Pendant ce temps, Sharko observait les alentours, dubitatif. Les cimes des arbres frissonnaient dans le vent, la forêt semblait le décortiquer de son grand œil noir. Pourquoi Ramirez avait-il choisi cet endroit particulier dans le département de l’Yonne ? Pourquoi à cent cinquante kilomètres de chez lui ? Avait-il retenu la victime dans sa cave avant de l’amener ici ? Ou l’avait-il attachée au radiateur dans sa pièce dédiée au diable ?
Le capitaine Saussey jugea qu’il était de leur intérêt commun d’entamer une collaboration et de mutualiser leurs avancées. Ils convinrent alors que, d’ici la fin de journée, ils s’échangeraient une partie des dossiers, avec l’accord de leurs supérieurs. Les trois hommes se saluèrent et se séparèrent sur l’A6, les flics dans une direction, le gendarme vers une autre.

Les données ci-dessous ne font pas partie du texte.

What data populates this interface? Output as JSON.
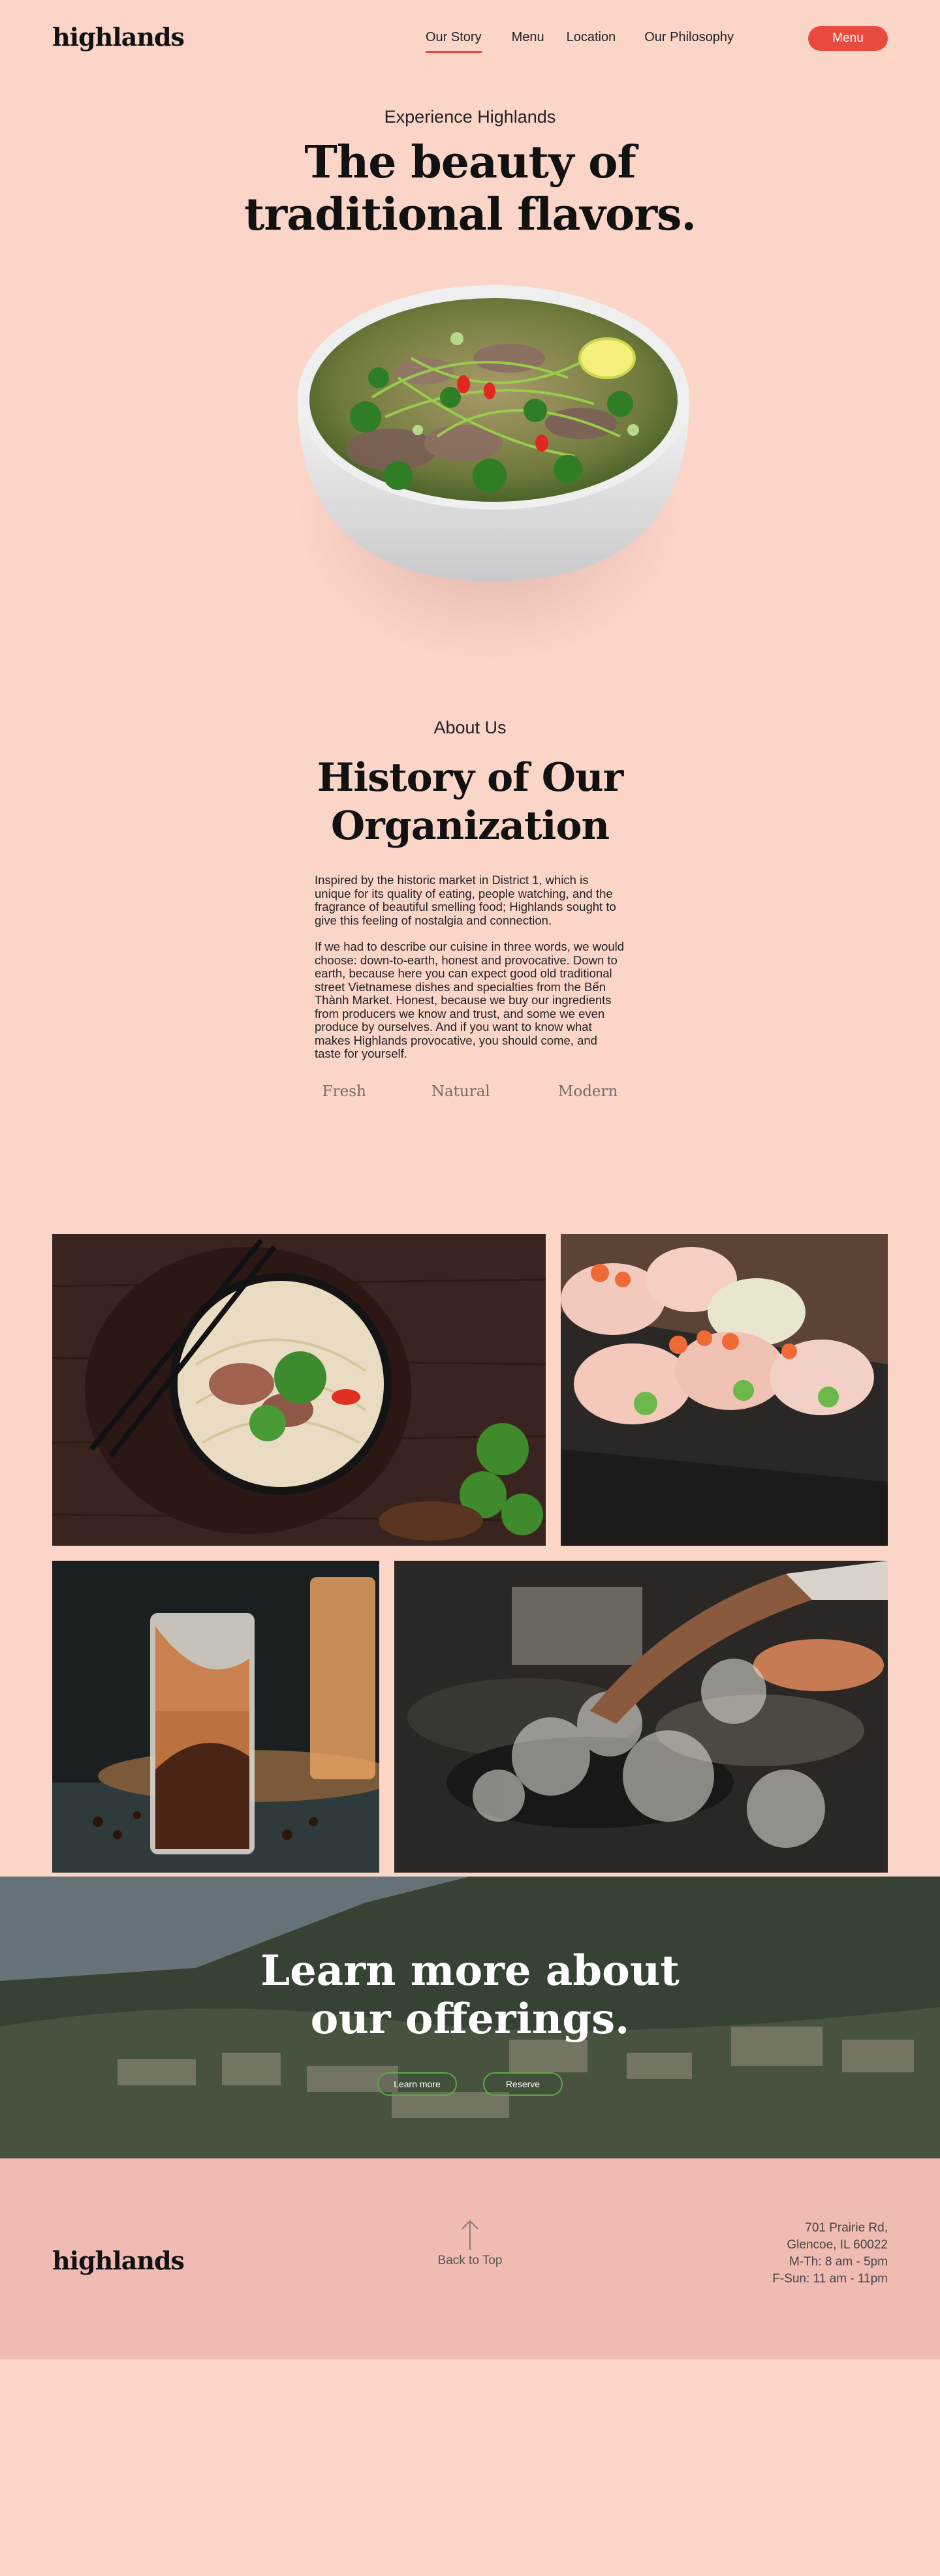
{
  "header": {
    "logo": "highlands",
    "nav": [
      "Our Story",
      "Menu",
      "Location",
      "Our Philosophy"
    ],
    "menu_button": "Menu"
  },
  "hero": {
    "eyebrow": "Experience Highlands",
    "title_line1": "The beauty of",
    "title_line2": "traditional flavors."
  },
  "about": {
    "eyebrow": "About Us",
    "title_line1": "History of Our",
    "title_line2": "Organization",
    "paragraph1": "Inspired by the historic market in District 1, which is unique for its quality of eating, people watching, and the fragrance of beautiful smelling food; Highlands sought to give this feeling of nostalgia and connection.",
    "paragraph2": "If we had to describe our cuisine in three words, we would choose: down-to-earth, honest and provocative. Down to earth, because here you can expect good old traditional street Vietnamese dishes and specialties from the Bến Thành Market. Honest, because we buy our ingredients from producers we know and trust, and some we even produce by ourselves. And if you want to know what makes Highlands provocative, you should come, and taste for yourself.",
    "pillars": [
      "Fresh",
      "Natural",
      "Modern"
    ]
  },
  "banner": {
    "title_line1": "Learn more about",
    "title_line2": "our offerings.",
    "learn_more": "Learn more",
    "reserve": "Reserve"
  },
  "footer": {
    "logo": "highlands",
    "back_to_top": "Back to Top",
    "address_line1": "701 Prairie Rd,",
    "address_line2": "Glencoe, IL 60022",
    "hours_line1": "M-Th: 8 am - 5pm",
    "hours_line2": "F-Sun: 11 am - 11pm"
  },
  "colors": {
    "background": "#fcd5c9",
    "accent": "#e94a3f",
    "footer_bg": "#efbbb2",
    "button_outline": "#5fa84a"
  }
}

En quittant les lieux, Sharko estima que sa situation personnelle n’était pas si catastrophique : on cherchait un tueur, propriétaire d’un HK P30 9 mm, arme américaine qui avait éliminé Ramirez et l’individu du château d’eau dans des conditions abominables. Point barre. Et on ne trouverait jamais ce tueur, par la force des choses, parce qu’il n’existait pas en tant que tel.
Mais son cerveau de flic ne pouvait s’empêcher de s’interroger sur les motivations de Ramirez. Pourquoi ce meurtre barbare ? Qui était la victime et qu’avait-elle fait pour mériter pareil châtiment ? Quel rôle jouait Laëtitia là-dedans ? Ces questions, Nicolas devait se les poser en partie, vu la façon dont il fixait la route sans rien dire. Il commençait sans doute à chercher d’autres liens entre les deux affaires.
Dans le flou de cette enquête insensée, Sharko n’avait en définitive qu’une seule et vraie satisfaction : Lucie avait éliminé une sacrée ordure.